Hint: it is not TikTok. This social media phenomenon was relegated to second place earlier this year by ChatGPT. ChatGPT achieved the milestone of 100 million monthly active users in a mere two months, while TikTok needed then record-breaking nine months. Instagram needed two and a half years for the same.

Generative AI surely had its TikTok moment as colleague Dan Miller of Opus Research formulated it in a CRMKonvo.

This is a testament to two things. First, in contrast to some earlier hype topics that never reached a broad usership, generative AI actually seems to help solve real problems. In contrast, Metaverse, NFT, and cryptocurrencies seem to be rather solutions in search of a problem.

Second, it is easy to use; as easy as Google search.

The Ugly

Now, generative AI tools require massive amounts of compute resources, during training as well as during runtime. While research on how to reduce this is going on, there are estimates that a single training run of GPT3 costs more than 4.5 million USD. Estimates vary, but one does need multiple runs, each of which can take considerable time. In brief, one can say that it costs a lot and that it is depending on the model’s size. This means that only big companies can meaningfully provide these tools, or train an instance for a specific purpose.

It also means that these models cannot (yet) be retrained frequently. This has some repercussions when it comes to their application to volatile business environments.

Pricing is accordingly, usually based on tokens, which can be roughly equated to a short word or a syllable, in the case of text, or by image in the case of images. Although the token prices seem low (here the Aleph Alpha, Microsoft and OpenAI pricing pages), this can sum up quickly, as shown in this readable article by Steven Forth.
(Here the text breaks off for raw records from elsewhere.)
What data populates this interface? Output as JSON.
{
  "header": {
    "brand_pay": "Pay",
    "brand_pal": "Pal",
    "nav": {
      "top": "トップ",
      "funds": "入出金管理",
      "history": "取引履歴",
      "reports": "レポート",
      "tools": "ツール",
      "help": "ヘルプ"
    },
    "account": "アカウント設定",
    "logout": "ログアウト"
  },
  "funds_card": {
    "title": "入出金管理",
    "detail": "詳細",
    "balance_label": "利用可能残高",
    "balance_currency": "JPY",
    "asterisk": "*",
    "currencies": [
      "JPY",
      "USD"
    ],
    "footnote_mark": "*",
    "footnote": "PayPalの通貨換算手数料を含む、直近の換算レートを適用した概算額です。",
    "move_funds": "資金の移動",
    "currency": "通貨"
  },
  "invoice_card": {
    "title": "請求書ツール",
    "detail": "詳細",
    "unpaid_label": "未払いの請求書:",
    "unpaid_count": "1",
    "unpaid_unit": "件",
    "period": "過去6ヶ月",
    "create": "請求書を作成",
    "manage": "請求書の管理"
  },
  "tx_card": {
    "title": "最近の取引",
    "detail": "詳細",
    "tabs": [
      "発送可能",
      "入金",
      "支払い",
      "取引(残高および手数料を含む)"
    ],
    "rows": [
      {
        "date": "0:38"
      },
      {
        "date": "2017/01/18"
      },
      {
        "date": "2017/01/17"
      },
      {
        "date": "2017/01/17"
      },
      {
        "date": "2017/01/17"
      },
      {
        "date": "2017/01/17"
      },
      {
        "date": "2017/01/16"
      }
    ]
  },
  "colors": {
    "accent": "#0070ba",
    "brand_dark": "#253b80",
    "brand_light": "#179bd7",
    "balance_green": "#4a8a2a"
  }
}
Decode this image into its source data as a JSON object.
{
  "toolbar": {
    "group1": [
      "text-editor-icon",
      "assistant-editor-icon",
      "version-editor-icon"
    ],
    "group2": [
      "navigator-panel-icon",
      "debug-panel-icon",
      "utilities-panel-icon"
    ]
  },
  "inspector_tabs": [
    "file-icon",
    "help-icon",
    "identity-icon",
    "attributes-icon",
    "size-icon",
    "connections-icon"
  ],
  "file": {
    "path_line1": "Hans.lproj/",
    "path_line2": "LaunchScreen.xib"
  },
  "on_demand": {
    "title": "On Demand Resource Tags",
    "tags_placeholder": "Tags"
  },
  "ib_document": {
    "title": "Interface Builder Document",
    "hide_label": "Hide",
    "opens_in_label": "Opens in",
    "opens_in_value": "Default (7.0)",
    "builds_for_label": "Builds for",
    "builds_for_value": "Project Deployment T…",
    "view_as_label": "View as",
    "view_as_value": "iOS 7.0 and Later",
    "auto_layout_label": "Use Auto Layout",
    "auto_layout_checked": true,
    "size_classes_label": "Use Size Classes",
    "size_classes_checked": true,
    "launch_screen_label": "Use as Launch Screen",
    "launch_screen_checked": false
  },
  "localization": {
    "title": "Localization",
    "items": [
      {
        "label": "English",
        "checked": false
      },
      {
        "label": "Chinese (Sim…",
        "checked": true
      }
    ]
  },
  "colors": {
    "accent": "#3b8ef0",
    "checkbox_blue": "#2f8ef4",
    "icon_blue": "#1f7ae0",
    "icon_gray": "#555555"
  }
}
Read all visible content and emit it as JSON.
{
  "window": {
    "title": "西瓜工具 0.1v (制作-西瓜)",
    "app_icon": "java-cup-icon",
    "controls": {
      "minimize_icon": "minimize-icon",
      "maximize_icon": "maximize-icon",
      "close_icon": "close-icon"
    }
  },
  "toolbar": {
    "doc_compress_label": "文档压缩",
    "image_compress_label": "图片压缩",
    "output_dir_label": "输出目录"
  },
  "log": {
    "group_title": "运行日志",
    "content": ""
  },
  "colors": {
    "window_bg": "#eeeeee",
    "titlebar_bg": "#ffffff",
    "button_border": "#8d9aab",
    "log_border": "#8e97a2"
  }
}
In addition, there are more and more regulatory bodies looking into privacy and IP issues that may arise from training and using LLMs. E.g, Italy has at least temporarily banned ChatGPT for GDPR reasons at the end of March 2023. Germany and other European countries, plus Canada, have launched at least a probe.

On top of that, IP protection is nothing less than a minefield. Can content that is generated by a generative AI be considered original and therefore be subject to IP protection? Or is a generative AI rather a derivative AI that at least partly uses original content, perhaps without permission, to create its results? This is one of the reasons for Adobe to emphasize on the ethically correct training of its upcoming Firefly product.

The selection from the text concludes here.